My greatest challenge has been accepting my own artistic expressions and continually moving forward with trust. . . . So, in my exploration, I want to push further into the depth of how I can express the spiritual in nature.
What advice has influenced you or your art making?
In recent years, a friend reminded me, that it’s in the doing that your vision can be released, . . . it’s in the doing that something happens. . . . And there’s certainly a level of patience with self that comes with creating. . . . Another piece of advice I was reminded of recently is that we are all equal. We are all individual and unique, but we are all equal.
How do you know when you have been successful?
I use a different word for successful . . . satisfied, which is in the eyes of the artist. That’s a big conversation probably . . . but when I feel satisfied with the work is when I no longer feel the need to make changes. Using the piece for the [Stepping Back, Looking Forward] show as an example, I have painted over the canvas so many times, I can’t even count. But one fall, I was doing a lot of walking and picking up leaves and I finally got the notion to connect with nature through leaves. . . . I was also playing with the notion of metallic. . . . Gold is used in [religious] iconography, so in that context it symbolizes something that you hold dear and sacred. . . . My spiritual background is where the metallic idea came from . . . but until I reached that top layer, I was not satisfied. It’s a knowing, and if I don’t have that knowing, I just put it away and keep coming back to it until it feels right, complete.
Why did you choose to pursue the life of a professional artist?

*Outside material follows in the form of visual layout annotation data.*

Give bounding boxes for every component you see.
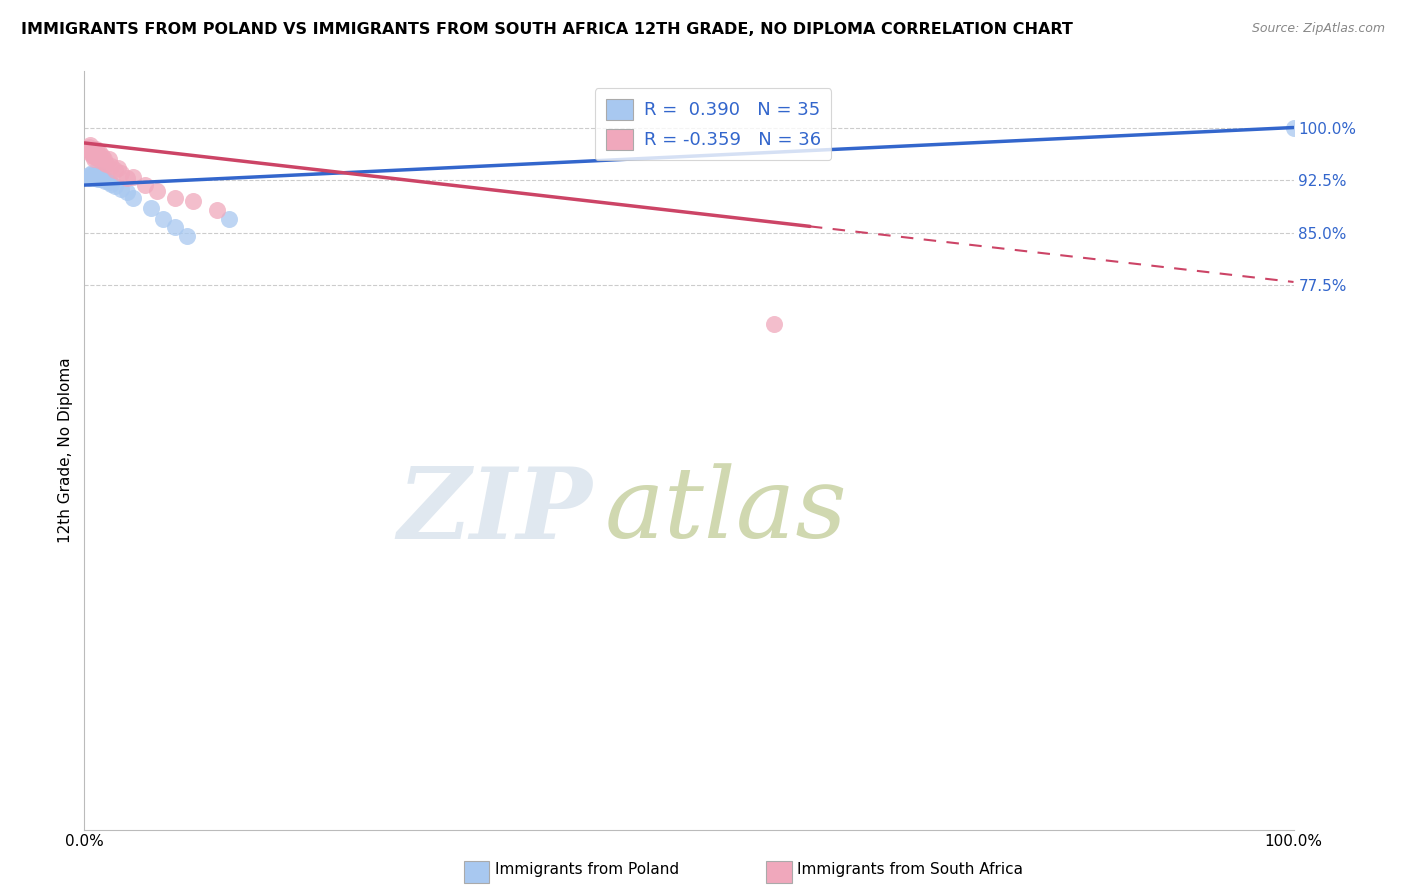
Point [89, 168, 111, 182]
Point [94, 173, 117, 187]
Point [94, 157, 117, 171]
Point [84, 150, 107, 164]
Point [84, 171, 107, 186]
Point [97, 152, 120, 166]
Point [146, 184, 169, 198]
Text: IMMIGRANTS FROM POLAND VS IMMIGRANTS FROM SOUTH AFRICA 12TH GRADE, NO DIPLOMA CO: IMMIGRANTS FROM POLAND VS IMMIGRANTS FRO… [21, 22, 1073, 37]
Point [100, 159, 122, 173]
Point [104, 178, 127, 193]
Point [82, 168, 104, 182]
Point [93, 152, 115, 166]
Point [165, 191, 187, 205]
Point [762, 317, 785, 331]
Point [107, 161, 129, 176]
Point [121, 169, 143, 184]
Point [94, 174, 117, 188]
Point [218, 211, 240, 226]
Point [1282, 120, 1305, 135]
Point [90, 169, 112, 184]
Point [134, 178, 156, 193]
Point [91, 172, 114, 186]
Point [80, 166, 103, 180]
Point [207, 203, 229, 218]
Point [82, 148, 104, 162]
Point [90, 171, 112, 186]
Point [82, 142, 104, 156]
Point [115, 185, 138, 199]
Point [83, 143, 105, 157]
Point [86, 168, 108, 182]
Point [83, 168, 105, 182]
Point [76, 142, 98, 156]
Point [110, 166, 132, 180]
Point [152, 211, 174, 226]
Point [86, 169, 108, 184]
Point [87, 145, 110, 160]
Text: atlas: atlas [605, 464, 846, 558]
Point [86, 147, 108, 161]
Point [83, 152, 105, 166]
Point [91, 148, 114, 162]
Point [94, 155, 117, 169]
Y-axis label: 12th Grade, No Diploma: 12th Grade, No Diploma [58, 358, 73, 543]
Point [77, 169, 100, 184]
Point [86, 142, 108, 156]
Point [77, 145, 100, 160]
Point [110, 182, 132, 196]
Point [90, 154, 112, 169]
Point [82, 169, 104, 184]
Point [79, 138, 101, 153]
Point [181, 194, 204, 209]
Point [86, 152, 108, 166]
Text: Immigrants from Poland: Immigrants from Poland [495, 863, 679, 877]
Point [84, 145, 107, 160]
Point [176, 229, 198, 244]
Point [165, 220, 187, 235]
Point [97, 175, 120, 189]
Point [79, 171, 101, 186]
Text: ZIP: ZIP [398, 463, 592, 559]
Point [104, 162, 127, 177]
Text: Source: ZipAtlas.com: Source: ZipAtlas.com [1251, 22, 1385, 36]
Point [89, 150, 111, 164]
Point [100, 177, 122, 191]
Point [77, 140, 100, 154]
Point [86, 171, 108, 186]
Point [121, 191, 143, 205]
Point [93, 171, 115, 186]
Point [80, 146, 103, 161]
Point [89, 171, 111, 186]
Legend: R =  0.390   N = 35, R = -0.359   N = 36: R = 0.390 N = 35, R = -0.359 N = 36 [595, 88, 831, 161]
Point [115, 171, 138, 186]
Point [139, 201, 162, 215]
Point [87, 148, 110, 162]
Point [77, 168, 100, 182]
Text: Immigrants from South Africa: Immigrants from South Africa [797, 863, 1024, 877]
Point [86, 171, 108, 186]
Point [79, 143, 101, 157]
Point [83, 170, 105, 185]
Point [87, 169, 110, 184]
Point [84, 169, 107, 183]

My first thought is that art chose me at a very early age. As time went by, it stayed with me, kind of like a friend. It feeds my soul. . . . In the last eight to ten years, I’ve found that it is my responsibility to allow it to come through me, . . . it’s what I must do. . . . I go to a drawing co‐op each week, and I’ve been kind of struggling, thinking “Why am I doing this?” and the other day, my sister said I should just let it take over . . . allow it to take over . . . surrender without judgment.
In your opinion, how is being a woman artist in 2015 different from what it might have been like one, two, three or even four decades ago?
This brings me back to the 1980s and my work as a gallery director at St. Catherine’s. . . . I have a list of all the shows we did. . . . St. Catherine’s was offering exhibitions for women and WARM was a wonderful resource at that time. . . . There were certainly limited opportunities, but I feel my contribution at the time was offering exhibition opportunities to other women artists . . . and it was a precious time. Since then, I see slow change, but it’s certainly a lot different than what it was in the 1980s. I’m not talking about the equality, I’m just talking about the opportunities for women to show their work. I see in the Twin Cities that all the arts are honored here. We are very fortunate to live in the community we live in.
Does personal history work its way into your practice? How might who you are be reflected in your current work?
I think my large paintings, as opposed to my watercolors, are very much layers of my history because I paint over paintings, . . . the history is built into the whole piece. . . . It makes me feel that all those years [of layers] were saying something . . . and then it took me a long time to even know what they were saying. . . . The history is recorded in the layers.
Are there certain ways in which you identify yourself as a feminist artist?
My mission is to express what is uniquely me. I am a woman . . . but my goal is to let go of creating for any reason beyond my own self‐expression. So, my individual perspective hopefully comes through in my work, . . . it’s all about exploring who we are through our personal vision.